For most of the past 34 years I was either up at 0500 and driving to the Bronx, or on the TS Empire State in the middle of the ocean with 600 cadets. In either case the drill was to get up in the morning, early and get out the door to complete the daily checkoff list. Mostly, the list was what ‘had’ to be done that day, not what I might have wanted to get done.
My check off list this morning was smaller, closer to home and could be checked-off anytime I felt like it. Hell, I could start the day anytime I wanted. It still starts a little after 0600.
Instead of dodging aggressive drivers this morning, I sat in my canoe on Walton Lake and pondered one of nature’s creations. Sailing downwind, with a bone in its teeth, came a leaf. It obviously had the right of way and wasn’t moving for me. Half the leaf was shaped like a sail, it reminded me of a Polynesian sea canoe, missing only an outrigger and the Polynesians. Despite its lack of crew, it seemed to sail perfectly. Nature’s own naval arch.

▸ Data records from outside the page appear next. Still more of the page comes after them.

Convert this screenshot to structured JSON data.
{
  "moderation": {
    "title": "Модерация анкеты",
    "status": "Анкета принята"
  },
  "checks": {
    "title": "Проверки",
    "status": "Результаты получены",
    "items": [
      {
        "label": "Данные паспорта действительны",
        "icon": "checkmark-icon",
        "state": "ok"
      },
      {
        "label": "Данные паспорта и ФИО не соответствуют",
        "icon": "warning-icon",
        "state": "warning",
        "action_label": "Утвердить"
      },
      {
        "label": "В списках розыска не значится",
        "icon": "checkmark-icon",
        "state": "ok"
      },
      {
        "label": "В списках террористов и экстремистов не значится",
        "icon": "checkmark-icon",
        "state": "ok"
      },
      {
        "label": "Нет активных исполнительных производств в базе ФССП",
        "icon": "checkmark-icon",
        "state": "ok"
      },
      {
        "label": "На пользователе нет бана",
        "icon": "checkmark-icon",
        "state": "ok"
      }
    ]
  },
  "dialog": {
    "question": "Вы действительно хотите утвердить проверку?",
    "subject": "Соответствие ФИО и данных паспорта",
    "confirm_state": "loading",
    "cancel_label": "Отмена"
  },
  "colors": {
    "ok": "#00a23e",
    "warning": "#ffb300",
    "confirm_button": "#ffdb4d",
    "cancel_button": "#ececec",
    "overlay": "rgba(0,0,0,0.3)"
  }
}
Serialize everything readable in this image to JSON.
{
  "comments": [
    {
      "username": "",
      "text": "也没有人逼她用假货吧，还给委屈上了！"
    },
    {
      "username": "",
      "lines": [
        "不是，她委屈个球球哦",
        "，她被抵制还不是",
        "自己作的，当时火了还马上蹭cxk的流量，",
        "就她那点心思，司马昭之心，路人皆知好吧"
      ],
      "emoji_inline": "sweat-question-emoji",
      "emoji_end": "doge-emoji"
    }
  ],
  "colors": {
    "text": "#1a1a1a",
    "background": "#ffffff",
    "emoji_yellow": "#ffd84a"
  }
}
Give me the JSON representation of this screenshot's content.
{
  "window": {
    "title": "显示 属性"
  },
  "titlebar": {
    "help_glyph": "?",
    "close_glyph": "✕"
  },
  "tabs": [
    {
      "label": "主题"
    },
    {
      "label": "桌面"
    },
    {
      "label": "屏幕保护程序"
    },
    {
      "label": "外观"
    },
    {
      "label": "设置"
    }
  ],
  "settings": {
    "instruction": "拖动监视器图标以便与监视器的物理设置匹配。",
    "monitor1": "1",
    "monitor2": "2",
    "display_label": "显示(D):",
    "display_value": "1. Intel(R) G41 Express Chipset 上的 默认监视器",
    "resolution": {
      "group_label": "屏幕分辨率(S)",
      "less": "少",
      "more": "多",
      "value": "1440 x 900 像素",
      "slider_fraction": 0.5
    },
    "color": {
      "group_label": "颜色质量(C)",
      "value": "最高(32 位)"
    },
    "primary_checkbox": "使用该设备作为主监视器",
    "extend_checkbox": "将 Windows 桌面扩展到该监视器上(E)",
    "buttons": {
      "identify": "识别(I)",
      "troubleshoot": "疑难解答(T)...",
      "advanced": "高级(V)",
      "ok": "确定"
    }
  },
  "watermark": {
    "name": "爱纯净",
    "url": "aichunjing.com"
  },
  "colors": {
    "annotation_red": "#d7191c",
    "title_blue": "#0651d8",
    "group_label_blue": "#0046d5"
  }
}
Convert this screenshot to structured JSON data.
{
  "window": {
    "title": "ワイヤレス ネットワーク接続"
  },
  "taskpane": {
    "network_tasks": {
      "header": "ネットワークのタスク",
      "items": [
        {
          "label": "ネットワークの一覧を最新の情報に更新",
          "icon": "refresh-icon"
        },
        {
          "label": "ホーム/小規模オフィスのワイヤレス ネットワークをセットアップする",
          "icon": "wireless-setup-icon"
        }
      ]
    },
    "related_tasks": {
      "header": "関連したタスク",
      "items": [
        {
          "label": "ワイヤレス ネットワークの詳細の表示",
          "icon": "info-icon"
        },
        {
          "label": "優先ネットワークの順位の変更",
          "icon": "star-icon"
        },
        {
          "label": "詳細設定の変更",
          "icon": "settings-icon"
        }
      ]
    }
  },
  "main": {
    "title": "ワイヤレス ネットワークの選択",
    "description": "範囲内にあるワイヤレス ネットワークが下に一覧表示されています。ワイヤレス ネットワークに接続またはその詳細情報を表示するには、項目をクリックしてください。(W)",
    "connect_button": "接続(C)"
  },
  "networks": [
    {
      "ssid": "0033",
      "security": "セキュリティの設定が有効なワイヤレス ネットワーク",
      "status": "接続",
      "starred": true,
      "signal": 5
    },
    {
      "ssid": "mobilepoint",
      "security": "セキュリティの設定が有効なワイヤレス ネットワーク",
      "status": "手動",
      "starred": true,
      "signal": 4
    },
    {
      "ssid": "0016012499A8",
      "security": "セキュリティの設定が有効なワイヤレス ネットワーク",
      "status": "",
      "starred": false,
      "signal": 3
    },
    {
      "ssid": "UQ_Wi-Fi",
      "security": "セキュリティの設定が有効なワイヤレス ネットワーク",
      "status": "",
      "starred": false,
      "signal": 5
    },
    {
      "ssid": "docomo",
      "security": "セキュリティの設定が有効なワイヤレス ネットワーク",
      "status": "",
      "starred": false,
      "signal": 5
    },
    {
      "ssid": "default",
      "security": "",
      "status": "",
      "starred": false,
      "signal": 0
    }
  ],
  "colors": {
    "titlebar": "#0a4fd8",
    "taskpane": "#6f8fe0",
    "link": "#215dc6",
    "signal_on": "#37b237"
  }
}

The breeze took me and the sailboat-leaf on a race. I had more sail area but the leaf was definitely lighter. Together we raced (drifted?) downwind, the sail on the leaf was trimmed perfectly for a long, off-wind reach. A little gust overtook us and the leaf heeled to the breeze and took the lead.
When I told people I was retiring and moving to Montana a common response was to ask if I would miss being on the water. Walton Lake isn’t the ocean but there’s still a feeling of contentment to being in a boat you built yourself on a lake near home.